Pace Gallery – 12/F, H Queen’s 

Tang Contemporary Art presents Pang Maokun Solo Exhibition – Flowers in the Mirror (18 May – 19 Jun)

Pang Maokun, “Flower Fruit Mountain”, oil on canvas, 2015

Pioneering contemporary art gallery presents “Flowers in the Mirror,” the latest solo exhibition of nearly 20 oil and paper works created by Chinese contemporary artist Pang Maokun from 2013. 

Curated by He Guiyan, the series of figure paintings and portraits depicts the artist’s family, friends, colleagues and other live models in front of mirrors with backgrounds simplified by excluding superfluous details, thus allowing Pang to devote to capturing the figure’s psychological or spiritual state in situ.

Pang also employed many post-modern art elements including appropriation and juxtaposition; as well as exploiting the method of parody through changing visual mechanisms to explore the powerful discourses hiding behind the act of looking.

Tang Contemporary Art – 10/F, H Queen’s

Whitestone Gallery presents Nature Cult (18 May – 26 Jun)

Donald Moffett, Lot 020619 (nature cult, fertile blue), 2019, Pigmented epoxy resin and acrylic on wood panel support, steel, 250.8 x 121.3 x 16.5 cm

Leading gallery focusing on Japanese and international contemporary artists presents “Nature Cult”, the first solo exhibition of American artist Donald Moffett in Asia. 

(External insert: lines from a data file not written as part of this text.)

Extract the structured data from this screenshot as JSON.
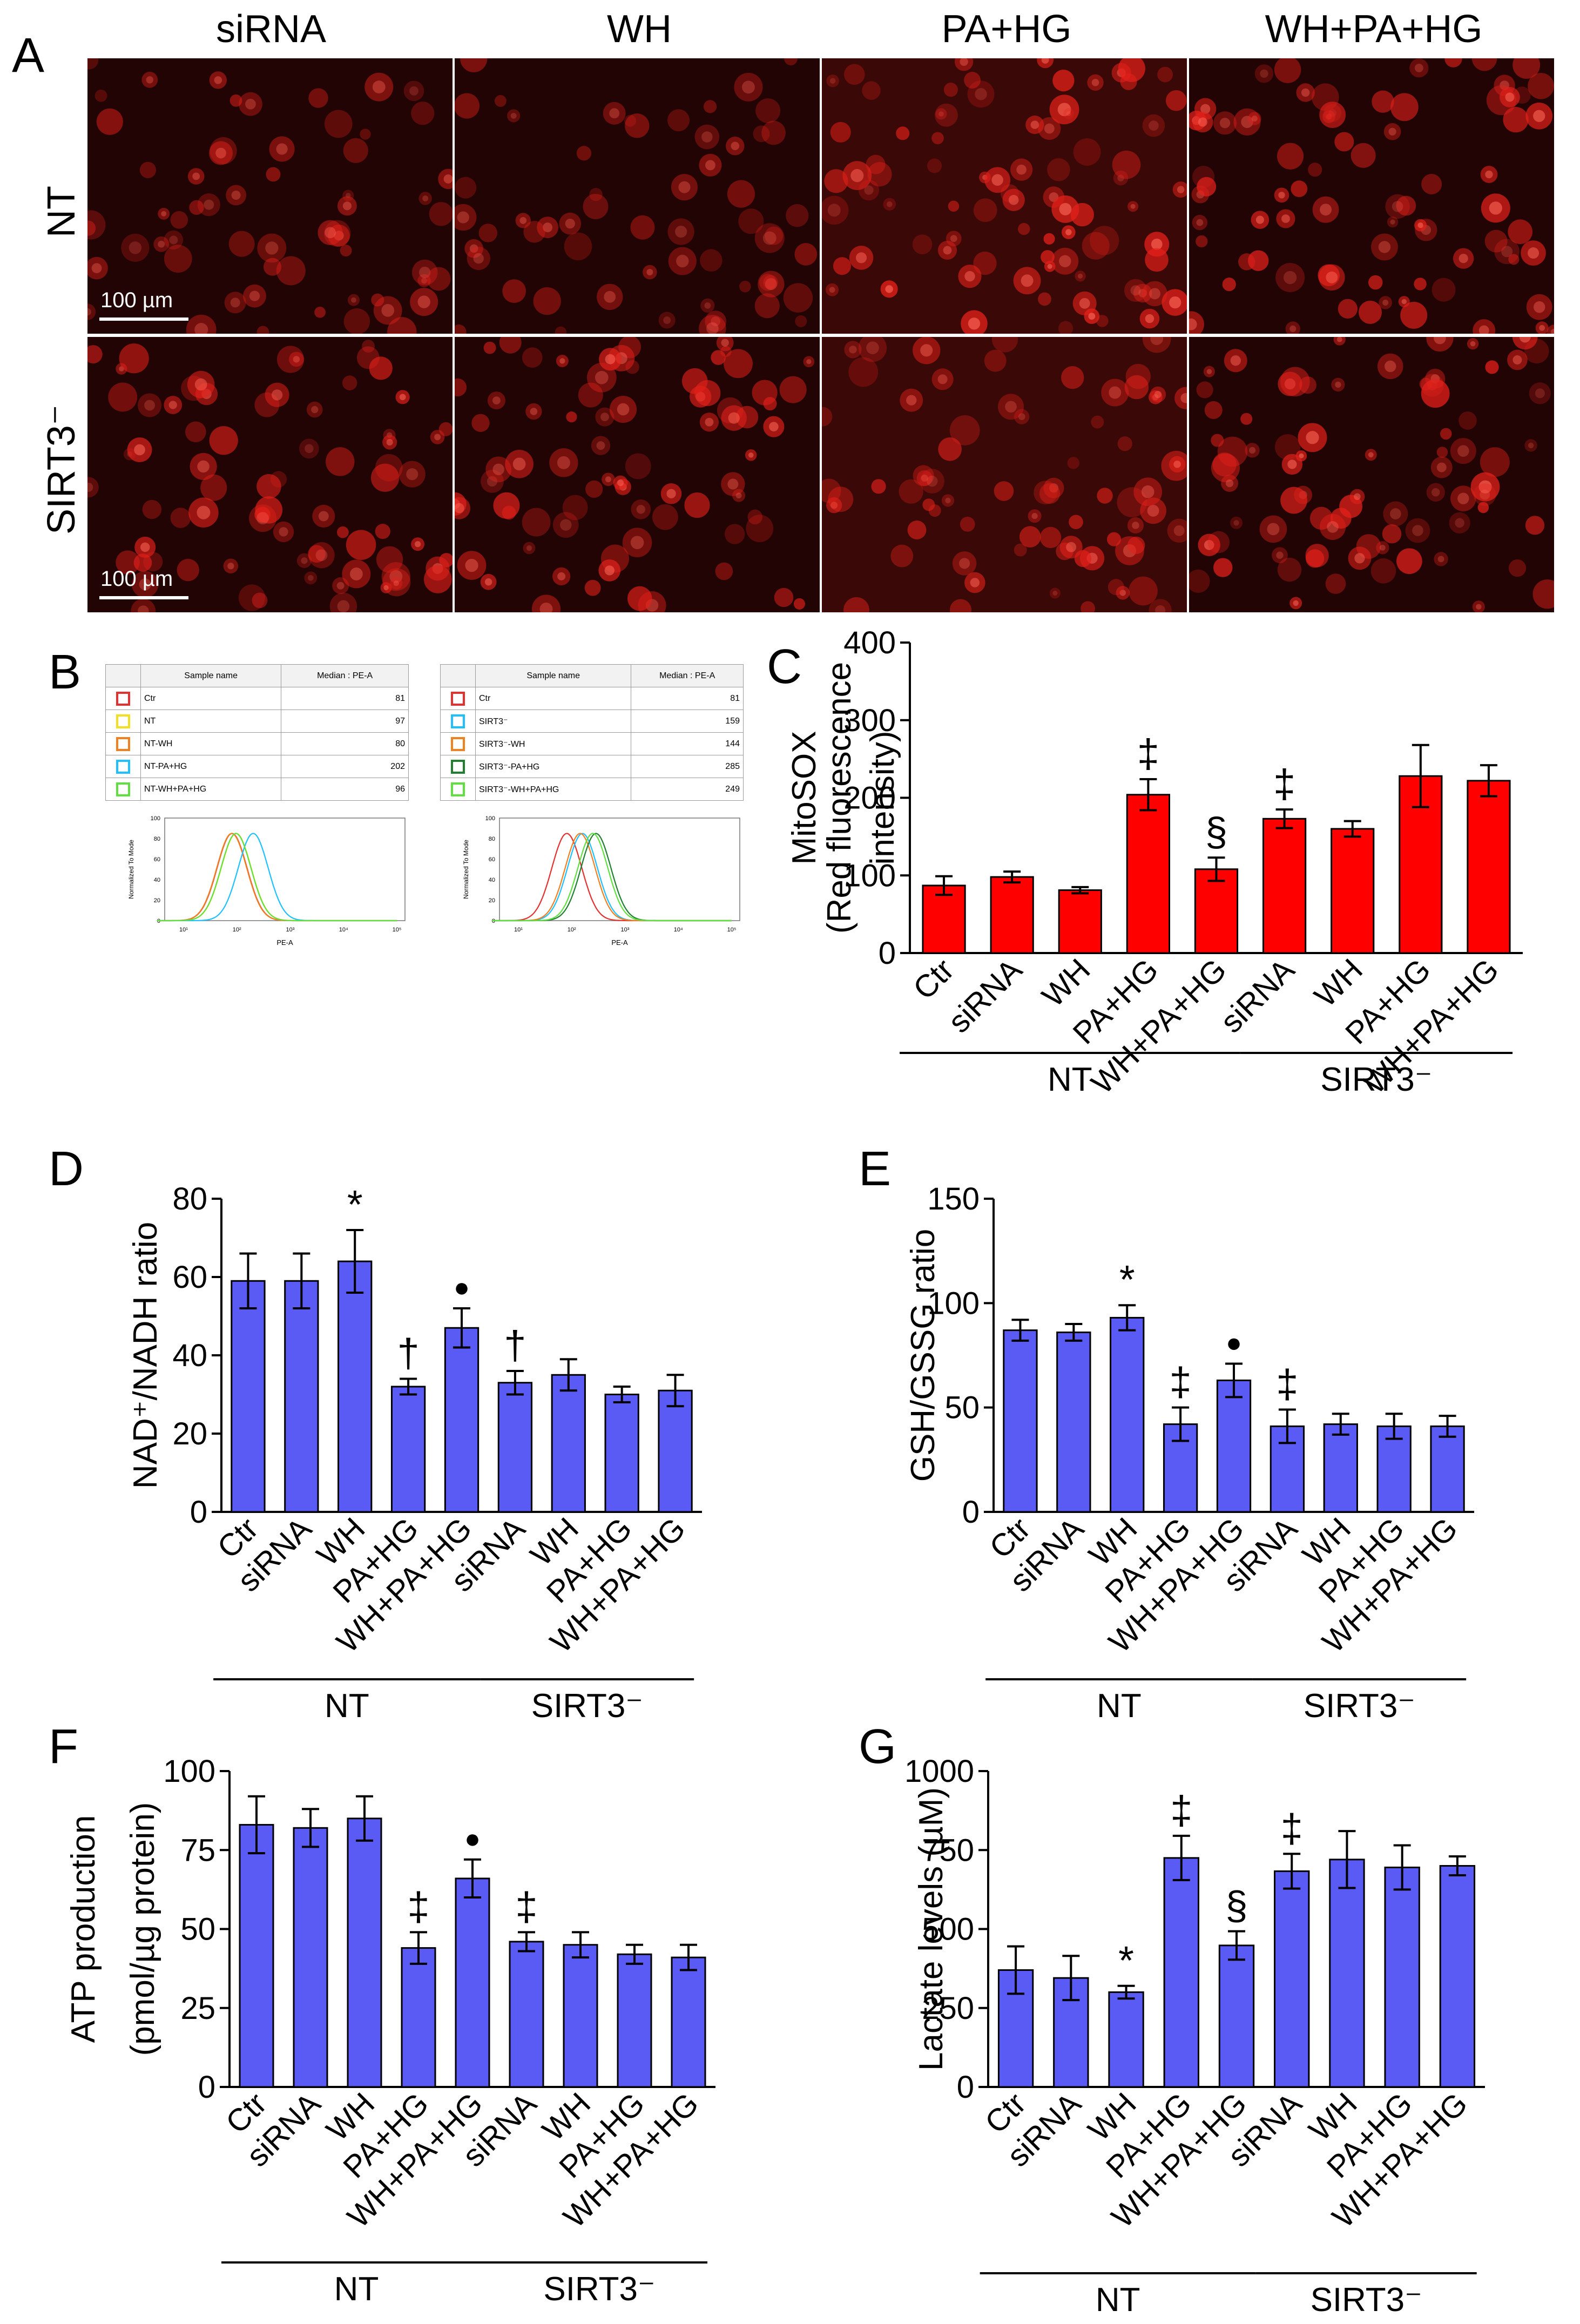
{
  "panel_letters": {
    "A": "A",
    "B": "B",
    "C": "C",
    "D": "D",
    "E": "E",
    "F": "F",
    "G": "G"
  },
  "panel_a": {
    "columns": [
      "siRNA",
      "WH",
      "PA+HG",
      "WH+PA+HG"
    ],
    "rows": [
      "NT",
      "SIRT3⁻"
    ],
    "scale_bar": "100 µm",
    "fluorescence_color": "#e4201a"
  },
  "panel_b": {
    "header": {
      "name": "Sample name",
      "median": "Median : PE-A"
    },
    "left": {
      "samples": [
        {
          "name": "Ctr",
          "value": "81",
          "color": "#e53030"
        },
        {
          "name": "NT",
          "value": "97",
          "color": "#f0e020"
        },
        {
          "name": "NT-WH",
          "value": "80",
          "color": "#f08020"
        },
        {
          "name": "NT-PA+HG",
          "value": "202",
          "color": "#20c0ff"
        },
        {
          "name": "NT-WH+PA+HG",
          "value": "96",
          "color": "#60e040"
        }
      ]
    },
    "right": {
      "samples": [
        {
          "name": "Ctr",
          "value": "81",
          "color": "#e53030"
        },
        {
          "name": "SIRT3⁻",
          "value": "159",
          "color": "#20c0ff"
        },
        {
          "name": "SIRT3⁻-WH",
          "value": "144",
          "color": "#f08020"
        },
        {
          "name": "SIRT3⁻-PA+HG",
          "value": "285",
          "color": "#208030"
        },
        {
          "name": "SIRT3⁻-WH+PA+HG",
          "value": "249",
          "color": "#60e040"
        }
      ]
    },
    "ylabel": "Normalized To Mode",
    "xlabel": "PE-A",
    "yticks": [
      "0",
      "20",
      "40",
      "60",
      "80",
      "100"
    ],
    "xticks": [
      "10¹",
      "10²",
      "10³",
      "10⁴",
      "10⁵"
    ]
  },
  "chart_data": [
    {
      "panel": "C",
      "type": "bar",
      "categories": [
        "Ctr",
        "siRNA",
        "WH",
        "PA+HG",
        "WH+PA+HG",
        "siRNA",
        "WH",
        "PA+HG",
        "WH+PA+HG"
      ],
      "values": [
        87,
        98,
        81,
        204,
        108,
        173,
        160,
        228,
        222
      ],
      "errors": [
        12,
        7,
        4,
        20,
        15,
        12,
        10,
        40,
        20
      ],
      "annotations": [
        "",
        "",
        "",
        "‡",
        "§",
        "‡",
        "",
        "",
        ""
      ],
      "ylabel_lines": [
        "MitoSOX",
        "(Red fluorescence",
        "intensity)"
      ],
      "yticks": [
        0,
        100,
        200,
        300,
        400
      ],
      "ylim": [
        0,
        400
      ],
      "groups": [
        {
          "label": "NT",
          "from": 0,
          "to": 4
        },
        {
          "label": "SIRT3⁻",
          "from": 5,
          "to": 8
        }
      ],
      "bar_color": "#ff0000"
    },
    {
      "panel": "D",
      "type": "bar",
      "categories": [
        "Ctr",
        "siRNA",
        "WH",
        "PA+HG",
        "WH+PA+HG",
        "siRNA",
        "WH",
        "PA+HG",
        "WH+PA+HG"
      ],
      "values": [
        59,
        59,
        64,
        32,
        47,
        33,
        35,
        30,
        31
      ],
      "errors": [
        7,
        7,
        8,
        2,
        5,
        3,
        4,
        2,
        4
      ],
      "annotations": [
        "",
        "",
        "*",
        "†",
        "●",
        "†",
        "",
        "",
        ""
      ],
      "ylabel_lines": [
        "NAD⁺/NADH ratio"
      ],
      "yticks": [
        0,
        20,
        40,
        60,
        80
      ],
      "ylim": [
        0,
        80
      ],
      "groups": [
        {
          "label": "NT",
          "from": 0,
          "to": 4
        },
        {
          "label": "SIRT3⁻",
          "from": 5,
          "to": 8
        }
      ],
      "bar_color": "#5a5af5"
    },
    {
      "panel": "E",
      "type": "bar",
      "categories": [
        "Ctr",
        "siRNA",
        "WH",
        "PA+HG",
        "WH+PA+HG",
        "siRNA",
        "WH",
        "PA+HG",
        "WH+PA+HG"
      ],
      "values": [
        87,
        86,
        93,
        42,
        63,
        41,
        42,
        41,
        41
      ],
      "errors": [
        5,
        4,
        6,
        8,
        8,
        8,
        5,
        6,
        5
      ],
      "annotations": [
        "",
        "",
        "*",
        "‡",
        "●",
        "‡",
        "",
        "",
        ""
      ],
      "ylabel_lines": [
        "GSH/GSSG ratio"
      ],
      "yticks": [
        0,
        50,
        100,
        150
      ],
      "ylim": [
        0,
        150
      ],
      "groups": [
        {
          "label": "NT",
          "from": 0,
          "to": 4
        },
        {
          "label": "SIRT3⁻",
          "from": 5,
          "to": 8
        }
      ],
      "bar_color": "#5a5af5"
    },
    {
      "panel": "F",
      "type": "bar",
      "categories": [
        "Ctr",
        "siRNA",
        "WH",
        "PA+HG",
        "WH+PA+HG",
        "siRNA",
        "WH",
        "PA+HG",
        "WH+PA+HG"
      ],
      "values": [
        83,
        82,
        85,
        44,
        66,
        46,
        45,
        42,
        41
      ],
      "errors": [
        9,
        6,
        7,
        5,
        6,
        3,
        4,
        3,
        4
      ],
      "annotations": [
        "",
        "",
        "",
        "‡",
        "●",
        "‡",
        "",
        "",
        ""
      ],
      "ylabel_lines": [
        "ATP production",
        "(pmol/µg protein)"
      ],
      "yticks": [
        0,
        25,
        50,
        75,
        100
      ],
      "ylim": [
        0,
        100
      ],
      "groups": [
        {
          "label": "NT",
          "from": 0,
          "to": 4
        },
        {
          "label": "SIRT3⁻",
          "from": 5,
          "to": 8
        }
      ],
      "bar_color": "#5a5af5"
    },
    {
      "panel": "G",
      "type": "bar",
      "categories": [
        "Ctr",
        "siRNA",
        "WH",
        "PA+HG",
        "WH+PA+HG",
        "siRNA",
        "WH",
        "PA+HG",
        "WH+PA+HG"
      ],
      "values": [
        370,
        345,
        300,
        725,
        448,
        683,
        720,
        695,
        700
      ],
      "errors": [
        75,
        70,
        20,
        70,
        45,
        55,
        90,
        70,
        30
      ],
      "annotations": [
        "",
        "",
        "*",
        "‡",
        "§",
        "‡",
        "",
        "",
        ""
      ],
      "ylabel_lines": [
        "Lactate levels (µM)"
      ],
      "yticks": [
        0,
        250,
        500,
        750,
        1000
      ],
      "ylim": [
        0,
        1000
      ],
      "groups": [
        {
          "label": "NT",
          "from": 0,
          "to": 4
        },
        {
          "label": "SIRT3⁻",
          "from": 5,
          "to": 8
        }
      ],
      "bar_color": "#5a5af5"
    }
  ]
}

Get up close and personal with the artist/activist’s recent works characterised by provocative minimalism, glossy surfaces and uncanny forms exploring subjects on nature, the body and desire. In the “Nature Cult” series of large, abstract, resin paintings, Moffet continues his experimentation of extruded paintings and addresses his ongoing investigation into nature and organic forms. While the works may not show direct linkages to global warming and climate change, they communicate his concern towards natural and destructive forces.

In addition to the “Nature Cult” series, you can also appreciate works from across Moffett’s oeuvre, including “He Kills Me”, 1987, an iconic work by the artist made in New York at the height of the AIDS epidemic.

Whitestone Gallery – 7-8/F, H Queen’s 

The exhibitions open from 11am to 7pm from Tuesdays through Saturdays, or make an appointment to view them on Sundays. Make sure you hotfoot it to H Queen’s on 80 Queen’s Road Central for an art-tastic time that is both stimulating and thought-provoking. 

While you are there, make it a point to stop by the lifestyle destinations and pick up your favourite items. And dine in the acclaimed restaurants for a complete sensory experience.